Abilities

An Ability is a preconfigured AI task that analyzes visual media and returns structured output.

Abilities allow developers to add visual intelligence to applications without training or deploying their own models.

Typical workflow:

Create your ability on EyePop.ai
Image/Video/Live Stream → Ability → Structured Output

For examples of Abilities and their output, see the Abilities Hub

What is an Ability?

An Ability is a specific visual analysis capability such as:

Detecting objects
Classifying scenes
Extracting structured information from images
Understanding events in video

Developers call an Ability using the EyePop API and receive structured results such as bounding boxes, classifications, or extracted text.

Anatomy of an Ability

An Ability is defined by a small set of configuration parameters that control how visual media is analyzed. These parameters determine how the model interprets the task, how much compute is used, and how frequently media is analyzed.

Ability Components

Field

Description

name

Unique identifier for the Ability. Used when calling the API.

description

Human-readable explanation of the task the Ability performs. This is used by the Prompt Creation Agent to generate or refine prompts.

image_size

The resolution images are resized to before being analyzed. Smaller sizes reduce compute cost and increase speed.

prompt

The instructions given to the vision-language model describing what it should detect or classify.

model

The underlying AI model used to perform the analysis.

fps

Frames per second to analyze when processing video or livestreams.

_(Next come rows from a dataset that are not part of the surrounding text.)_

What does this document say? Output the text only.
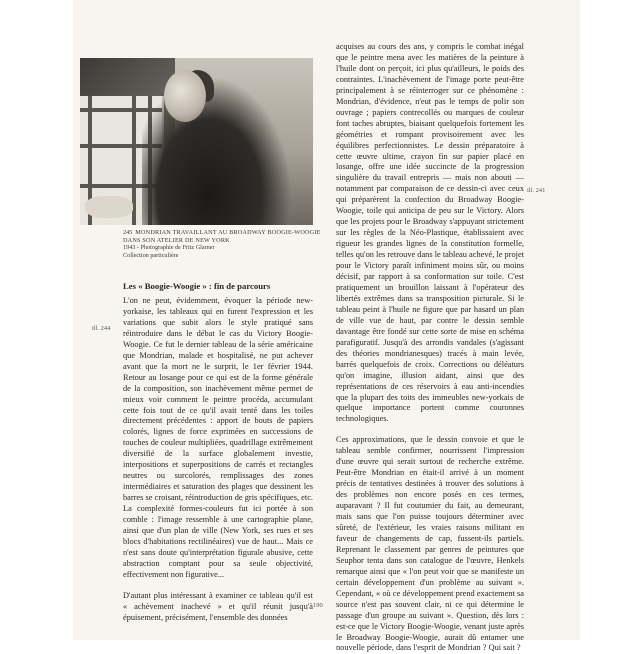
245 MONDRIAN TRAVAILLANT AU BROADWAY BOOGIE-WOOGIE DANS SON ATELIER DE NEW YORK
1943 - Photographie de Fritz Glarner
Collection particulière
Les « Boogie-Woogie » : fin de parcours
ill. 244

L'on ne peut, évidemment, évoquer la période new-yorkaise, les tableaux qui en furent l'expression et les variations que subit alors le style pratiqué sans réintroduire dans le débat le cas du Victory Boogie-Woogie. Ce fut le dernier tableau de la série américaine que Mondrian, malade et hospitalisé, ne put achever avant que la mort ne le surprit, le 1er février 1944. Retour au losange pour ce qui est de la forme générale de la composition, son inachèvement même permet de mieux voir comment le peintre procéda, accumulant cette fois tout de ce qu'il avait tenté dans les toiles directement précédentes : apport de bouts de papiers colorés, lignes de force exprimées en successions de touches de couleur multipliées, quadrillage extrêmement diversifié de la surface globalement investie, interpositions et superpositions de carrés et rectangles neutres ou surcolorés, remplissages des zones intermédiaires et saturation des plages que dessinent les barres se croisant, réintroduction de gris spécifiques, etc. La complexité formes-couleurs fut ici portée à son comble : l'image ressemble à une cartographie plane, ainsi que d'un plan de ville (New York, ses rues et ses blocs d'habitations rectilinéaires) vue de haut... Mais ce n'est sans doute qu'interprétation figurale abusive, cette abstraction comptant pour sa seule objectivité, effectivement non figurative...

D'autant plus intéressant à examiner ce tableau qu'il est « achèvement inachevé » et qu'il réunit jusqu'à épuisement, précisément, l'ensemble des données

acquises au cours des ans, y compris le combat inégal que le peintre mena avec les matières de la peinture à l'huile dont on perçoit, ici plus qu'ailleurs, le poids des contraintes. L'inachèvement de l'image porte peut-être principalement à se réinterroger sur ce phénomène : Mondrian, d'évidence, n'eut pas le temps de polir son ouvrage ; papiers contrecollés ou marques de couleur font taches abruptes, biaisant quelquefois fortement les géométries et rompant provisoirement avec les équilibres perfectionnistes. Le dessin préparatoire à cette œuvre ultime, crayon fin sur papier placé en losange, offre une idée succincte de la progression singulière du travail entrepris — mais non abouti — notamment par comparaison de ce dessin-ci avec ceux qui préparèrent la confection du Broadway Boogie-Woogie, toile qui anticipa de peu sur le Victory. Alors que les projets pour le Broadway s'appuyant strictement sur les règles de la Néo-Plastique, établissaient avec rigueur les grandes lignes de la constitution formelle, telles qu'on les retrouve dans le tableau achevé, le projet pour le Victory paraît infiniment moins sûr, ou moins décisif, par rapport à sa conformation sur toile. C'est pratiquement un brouillon laissant à l'opérateur des libertés extrêmes dans sa transposition picturale. Si le tableau peint à l'huile ne figure que par hasard un plan de ville vue de haut, par contre le dessin semble davantage être fondé sur cette sorte de mise en schéma parafiguratif. Jusqu'à des arrondis vandales (s'agissant des théories mondrianesques) tracés à main levée, barrés quelquefois de croix. Corrections ou déléaturs qu'on imagine, illusion aidant, ainsi que des représentations de ces réservoirs à eau anti-incendies que la plupart des toits des immeubles new-yorkais de quelque importance portent comme couronnes technologiques.

Ces approximations, que le dessin convoie et que le tableau semble confirmer, nourrissent l'impression d'une œuvre qui serait surtout de recherche extrême. Peut-être Mondrian en était-il arrivé à un moment précis de tentatives destinées à trouver des solutions à des problèmes non encore posés en ces termes, auparavant ? Il fut coutumier du fait, au demeurant, mais sans que l'on puisse toujours déterminer avec sûreté, de l'extérieur, les vraies raisons militant en faveur de changements de cap, fussent-ils partiels. Reprenant le classement par genres de peintures que Seuphor tenta dans son catalogue de l'œuvre, Henkels remarque ainsi que « l'on peut voir que se manifeste un certain développement d'un problème au suivant ». Cependant, « où ce développement prend exactement sa source n'est pas souvent clair, ni ce qui détermine le passage d'un groupe au suivant ». Question, dès lors : est-ce que le Victory Boogie-Woogie, venant juste après le Broadway Boogie-Woogie, aurait dû entamer une nouvelle période, dans l'esprit de Mondrian ? Qui sait ?

ill. 241
190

Controls how frequently frames are sampled.

Name

The name uniquely identifies the Ability.

Example:

<your namespace>.structured-ocr.read-drivers-license

Names are used in API calls and should clearly reflect the task being performed.

Description

The description explains the purpose of the Ability.

This field is especially important because it is used by the Prompt Creation Agent to help generate or improve prompts.

Example:

Detect whether a person in the image is wearing a construction helmet.

Good descriptions are:

clear
specific
task-oriented

Avoid vague descriptions such as:

Analyze the image

Image Size

The image_size parameter controls how images are resized before inference.

Example:

Reducing image size:

decreases compute usage
increases inference speed
often improves detection consistency

Typical production sizes:

Use Case

Image Size

Object detection

512-640

Find event in video

512-640

Document analysis

768-1024

Prompt

The prompt defines what the model should analyze in the image or video frame. For examples of Ability prompts, see the Abilities Hub.

Example:

Determine whether a person in the frame is wearing a safety helmet.
Return exactly one label from: ["helmet", "no_helmet", "NO"].

Prompts should:

clearly define the task
restrict possible outputs
avoid unnecessary complexity

Model

The model specifies which AI model runs the Ability.

Example:

qwen3-instruct

Different models may vary in:

reasoning ability
speed
compute cost

Abilities typically use a model optimized for vision-language tasks.

FPS (Frames Per Second)

The fps parameter determines how frequently frames are analyzed when processing video or livestreams.

Example:

fps: 5

This means the Ability will analyze 5 frames per second of video.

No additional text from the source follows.